I nodded. “Actually, I have some money put away. Mostly what my grandma left me. And it’s just there, collecting dust and being gnawed at by inflation, so—”
“Jamie. No.”
“Yes.”
“I have financial backers. I don’t need—”
“I know you don’t. I’m asking you for the opportunity to invest in equity capital. I’d rather do it to support someone I believe in, someone I know and care about, than—”
“We’ve barely seen each other in the last few years—”
“True, but I know you. I always have. You get it, right?”
He did. I was sure of it. I could practically taste it in the way his body suddenly tensed. “Keep your money,” he said after a long silence, voice pitched low. His hand found my knee under the blanket. Closed around it. Sent hot shivers up my thigh and into my belly. “And let me take you out on a date.”
Without any forethought, my entire body screamed: Yes. I closed my eyes, swallowed the syllable, and forced myself to sound amused. “What’s this? Community service at the senior center?”
“You are two years older than me, Jamie.”
“Twenty-one and nineteen is a big difference.”
“Yeah, of course. You could be my mother. Let me take you out anyway.”
“Marc.

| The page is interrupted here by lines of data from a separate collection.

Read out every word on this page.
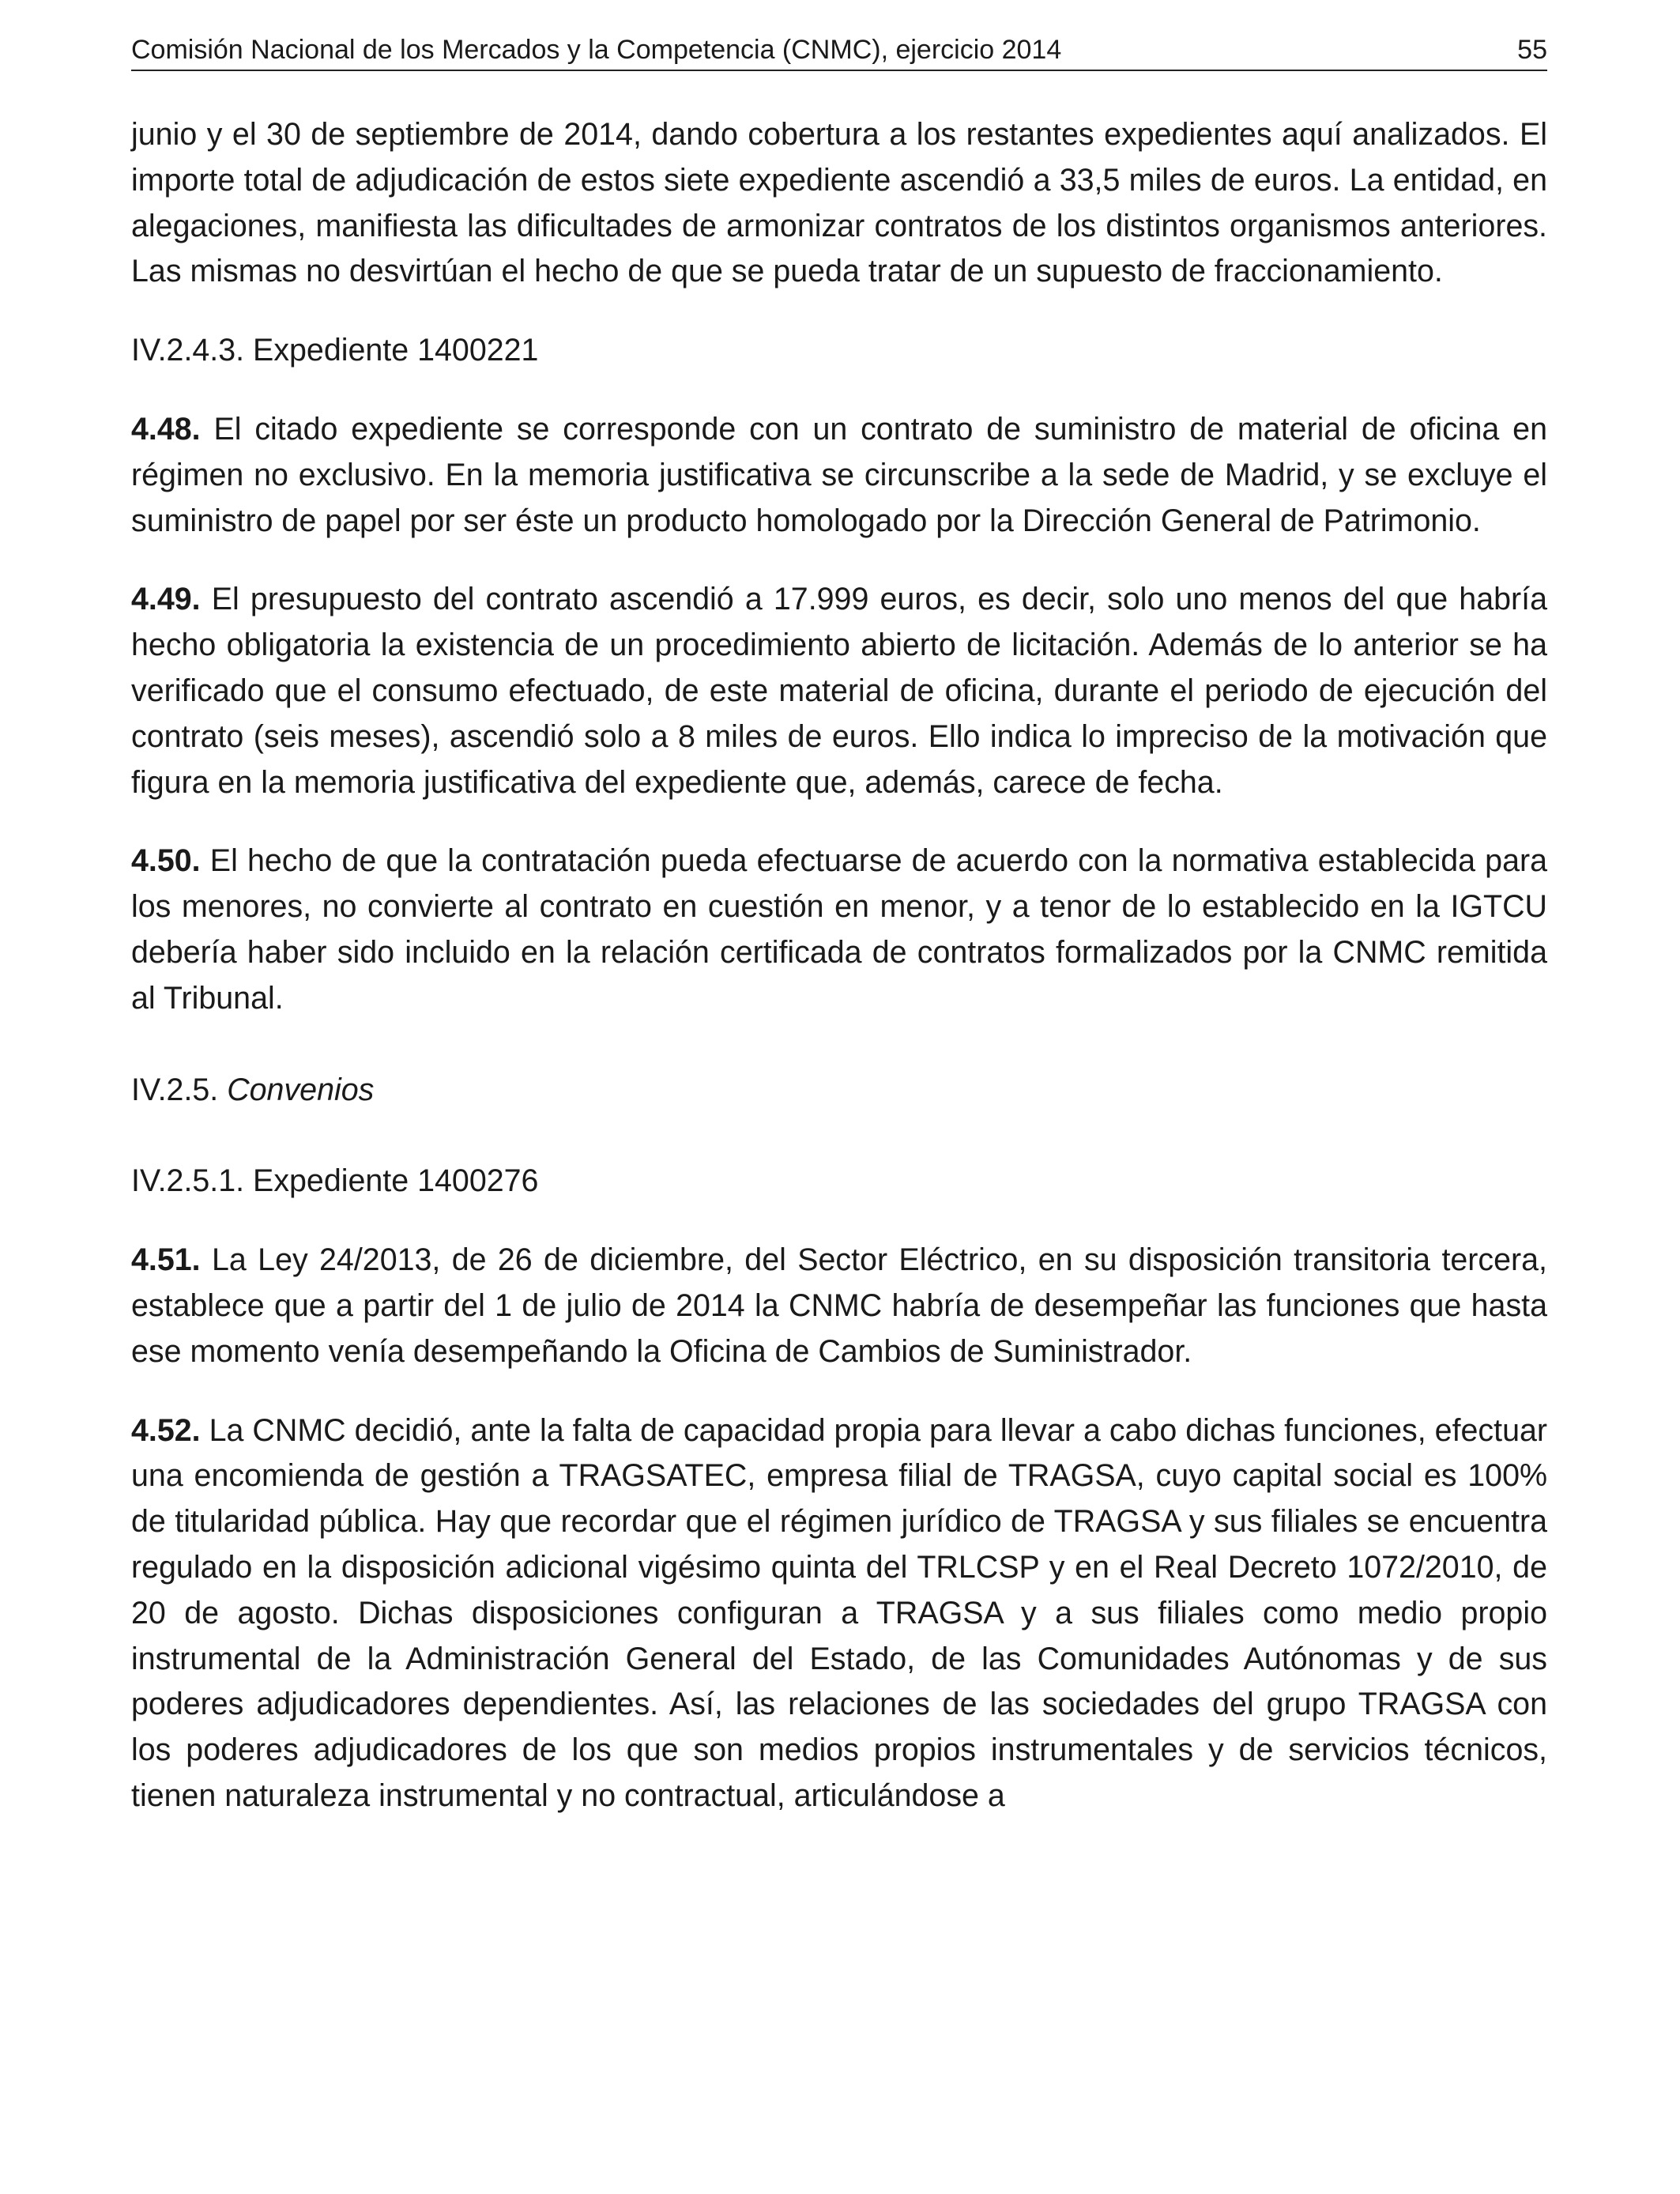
Comisión Nacional de los Mercados y la Competencia (CNMC), ejercicio 2014	55

junio y el 30 de septiembre de 2014, dando cobertura a los restantes expedientes aquí analizados. El importe total de adjudicación de estos siete expediente ascendió a 33,5 miles de euros. La entidad, en alegaciones, manifiesta las dificultades de armonizar contratos de los distintos organismos anteriores. Las mismas no desvirtúan el hecho de que se pueda tratar de un supuesto de fraccionamiento.

IV.2.4.3. Expediente 1400221

4.48. El citado expediente se corresponde con un contrato de suministro de material de oficina en régimen no exclusivo. En la memoria justificativa se circunscribe a la sede de Madrid, y se excluye el suministro de papel por ser éste un producto homologado por la Dirección General de Patrimonio.

4.49. El presupuesto del contrato ascendió a 17.999 euros, es decir, solo uno menos del que habría hecho obligatoria la existencia de un procedimiento abierto de licitación. Además de lo anterior se ha verificado que el consumo efectuado, de este material de oficina, durante el periodo de ejecución del contrato (seis meses), ascendió solo a 8 miles de euros. Ello indica lo impreciso de la motivación que figura en la memoria justificativa del expediente que, además, carece de fecha.

4.50. El hecho de que la contratación pueda efectuarse de acuerdo con la normativa establecida para los menores, no convierte al contrato en cuestión en menor, y a tenor de lo establecido en la IGTCU debería haber sido incluido en la relación certificada de contratos formalizados por la CNMC remitida al Tribunal.

IV.2.5. Convenios

IV.2.5.1. Expediente 1400276

4.51. La Ley 24/2013, de 26 de diciembre, del Sector Eléctrico, en su disposición transitoria tercera, establece que a partir del 1 de julio de 2014 la CNMC habría de desempeñar las funciones que hasta ese momento venía desempeñando la Oficina de Cambios de Suministrador.

4.52. La CNMC decidió, ante la falta de capacidad propia para llevar a cabo dichas funciones, efectuar una encomienda de gestión a TRAGSATEC, empresa filial de TRAGSA, cuyo capital social es 100% de titularidad pública. Hay que recordar que el régimen jurídico de TRAGSA y sus filiales se encuentra regulado en la disposición adicional vigésimo quinta del TRLCSP y en el Real Decreto 1072/2010, de 20 de agosto. Dichas disposiciones configuran a TRAGSA y a sus filiales como medio propio instrumental de la Administración General del Estado, de las Comunidades Autónomas y de sus poderes adjudicadores dependientes. Así, las relaciones de las sociedades del grupo TRAGSA con los poderes adjudicadores de los que son medios propios instrumentales y de servicios técnicos, tienen naturaleza instrumental y no contractual, articulándose a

You live in Boston,” I said instead of No .
“Not for long. And you’re going to med school at Berkeley—”
“I haven’t been accepted yet.”
“Come on, Jamie. I know you as much as you know me. You’re going to med school at Berkeley, and if I take a leave of absence, I’ll likely move to the West Coast. Bay Area. That’s where everything happens. And that’s where you are.”

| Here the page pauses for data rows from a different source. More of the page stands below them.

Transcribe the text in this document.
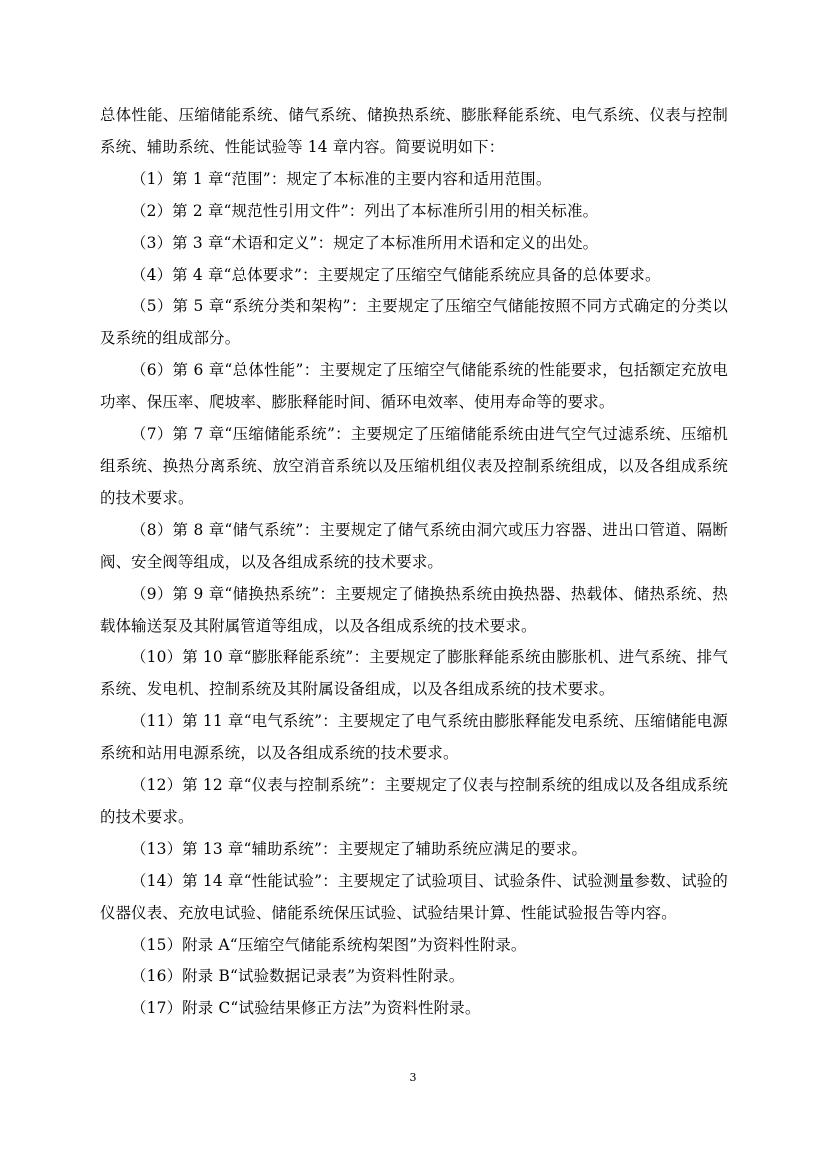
总体性能、压缩储能系统、储气系统、储换热系统、膨胀释能系统、电气系统、仪表与控制系统、辅助系统、性能试验等 14 章内容。简要说明如下：

（1）第 1 章“范围”：规定了本标准的主要内容和适用范围。

（2）第 2 章“规范性引用文件”：列出了本标准所引用的相关标准。

（3）第 3 章“术语和定义”：规定了本标准所用术语和定义的出处。

（4）第 4 章“总体要求”：主要规定了压缩空气储能系统应具备的总体要求。

（5）第 5 章“系统分类和架构”：主要规定了压缩空气储能按照不同方式确定的分类以及系统的组成部分。

（6）第 6 章“总体性能”：主要规定了压缩空气储能系统的性能要求，包括额定充放电功率、保压率、爬坡率、膨胀释能时间、循环电效率、使用寿命等的要求。

（7）第 7 章“压缩储能系统”：主要规定了压缩储能系统由进气空气过滤系统、压缩机组系统、换热分离系统、放空消音系统以及压缩机组仪表及控制系统组成，以及各组成系统的技术要求。

（8）第 8 章“储气系统”：主要规定了储气系统由洞穴或压力容器、进出口管道、隔断阀、安全阀等组成，以及各组成系统的技术要求。

（9）第 9 章“储换热系统”：主要规定了储换热系统由换热器、热载体、储热系统、热载体输送泵及其附属管道等组成，以及各组成系统的技术要求。

（10）第 10 章“膨胀释能系统”：主要规定了膨胀释能系统由膨胀机、进气系统、排气系统、发电机、控制系统及其附属设备组成，以及各组成系统的技术要求。

（11）第 11 章“电气系统”：主要规定了电气系统由膨胀释能发电系统、压缩储能电源系统和站用电源系统，以及各组成系统的技术要求。

（12）第 12 章“仪表与控制系统”：主要规定了仪表与控制系统的组成以及各组成系统的技术要求。

（13）第 13 章“辅助系统”：主要规定了辅助系统应满足的要求。

（14）第 14 章“性能试验”：主要规定了试验项目、试验条件、试验测量参数、试验的仪器仪表、充放电试验、储能系统保压试验、试验结果计算、性能试验报告等内容。

（15）附录 A“压缩空气储能系统构架图”为资料性附录。

（16）附录 B“试验数据记录表”为资料性附录。

（17）附录 C“试验结果修正方法”为资料性附录。

3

He was still so stubborn. Determined. Pure single-mindedness.
It made me want to lean in to him. Ask for a kiss. Kiss him myself. But ... “I actually have a boyfriend.”
“Nice. He can fuck off.”
“Marc.”
“No, I’m serious. What’s his name?”
“Shane.”
“Shane can fuck right off.”
I couldn’t help laughing. Hated myself quite a bit for it.
“Listen, Jamie, date us both. I can deal with that. And then choose the better guy.”
I huffed. “You seem awfully certain that I’d choose you.”
“Oh, sweetheart. I really am.” He leaned closer and my heart threatened to detonate. I could feel his breath against my cheek. His palm, wide open, climbing up my inner thigh. Heat licking through my spine. “I’d make sure of it.”
“I ... I can’t, Marc.” I had to physically wrench myself away from him. I scooted to the end of the swing because maybe I couldn’t , but I really, really wanted to.
A long silence. A deep, gathering, frustrated sigh. And then he nodded and said, “It wouldn’t be right, anyway. This wasn’t the plan. I need to stick to it.”
I blinked in confusion. “What plan?”
“The thing is, you’re perfect, Jamie. Absolutely fantastic—always have been. I’ve never been anything but amazed by you. And I don’t think I’m there yet. I want to deserve you.”
“I . . . don’t understand.”
“I’m going to get this right. I’m going to put together this company and successfully bring the tech to market.” His smile was resolute. “And once I’m worthy of it, I’ll ask you for another chance.”
“Marc, I ... No. I’m not perfect. Not at all.” I shook my head, thinking about the profound depression I’d fallen into during my sophomore year, about how lonely and anxious I felt sometimes, how I constantly questioned whether I was good enough to become a doctor. About how I, after a lifetime of being left behind, found it next to impossible to trust people to stick around. Even Tabitha and I weren’t as close as we used to be, and despite my efforts our bond seemed to be growing weaker by the year. “Your impression of me ... I’m not really the person you used to ...” Have a crush on, I didn’t say. But he got it.
And said, “That’s fine, Jamie. Since I’m not the person who spent most of his life in love with you, either.”
My heart drummed against my rib cage. I watched Marc as he stood. Draped his side of the blanket on my knees. Added in a low whisper, “And for what it’s worth, you’re still the most beautiful thing I’ve ever seen.”
He bent to press a lingering kiss to my flushed cheek, and walked back inside the house.
Four years later, Marc Evan Compton was on the cover of Forbes .
And five years later, everything fell apart.